PRESS
Skin Deep, Bad Sonnets: Grand Metaphors
"Skin Deep" bring together a dizzying array of media, styles, approaches, attitudes and yes, bodies – and skins. The physical being of the artwork counts here as a "body issue, " at least as the work reflects or physically affects the viewer's own corpus. So a totally acoustical piece such as Michael Brewster's In Your Head . . . Set – a continuous pulsing tone hear through a walkman – makes as much sense her as does, say, S.E. Barnets multiple-monitor nude self-portrait (or is it a self-documentation?), or Karen Finely's videotape recording her process of painting with her mammary milk. The bulk of the piece in "Skin Deep" are actually abstract paintings that either address the painting surface as kind of skin (Doug Meyer's mottled all-over color-field acrylics, Terri Friedman's clots of acrylic on clear acetate, Ron Reihel's glow-in-the-dark minimal panels – a lot subtler than that description makes them sound) or hyperbolize body parts and functions (Ann Carter's giant drops – blood? sweat? tears? other? – or Jeremy Kidd's cellular rhapsodies). Most obviously "skin deep" are Bill Radawec's sold-color canvases and color chips (non-obective-looking but actually individuals' skin tones) and Stas Orlovski's grid of old lithographic portraits, each of which has been obliterated – save for the nose.

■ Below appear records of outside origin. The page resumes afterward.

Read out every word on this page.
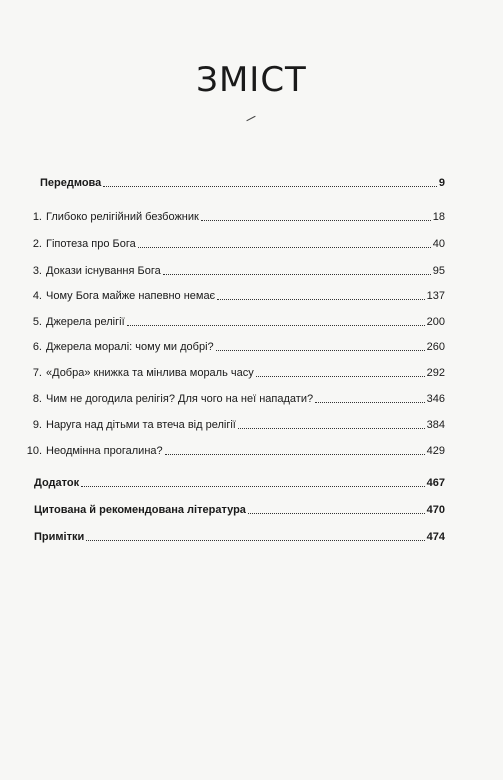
ЗМІСТ
Передмова	9
1. Глибоко релігійний безбожник	18
2. Гіпотеза про Бога	40
3. Докази існування Бога	95
4. Чому Бога майже напевно немає	137
5. Джерела релігії	200
6. Джерела моралі: чому ми добрі?	260
7. «Добра» книжка та мінлива мораль часу	292
8. Чим не догодила релігія? Для чого на неї нападати?	346
9. Наруга над дітьми та втеча від релігії	384
10. Неодмінна прогалина?	429
Додаток	467
Цитована й рекомендована література	470
Примітки	474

"Bad Sonnets: Grand Metaphors" sounds like a beginning poetry class, but it's advanced art. It essentially pairs two current local tendencies: a crowded information-era pop-expressionism and comtemplative and transformative take on the single subject. The dense figure paintings of Jacqueline Cooper and Doug Harvery's sex-crazed canvases (artfully quoting from the old time porno comics know as Tijuana Bibles) fall into the former categories, as do Christopher Miles' loopy quasi-installational assemblages and Kathy Haddad's mysterious quasi-assemblagic installation. The latter tendency manifests in Betsy Kenyon's photographs of plant parts mounted in light boxes, Tom LaDuke's transformation of a cast of his knee into a miniature hilltop – complete with transmission towers – and Simon Adels' flourescent tube, cast out of ivory soap and exactly her height.
"Skin Deep" at Patricia Correia Gallery, 2525 Michigan Ave., Santa Monica; thru April 16. "Bad Sonnets" Grand Metaphors" at the Brewery Project, 650 South Avenue 21, #33 East thru April 9.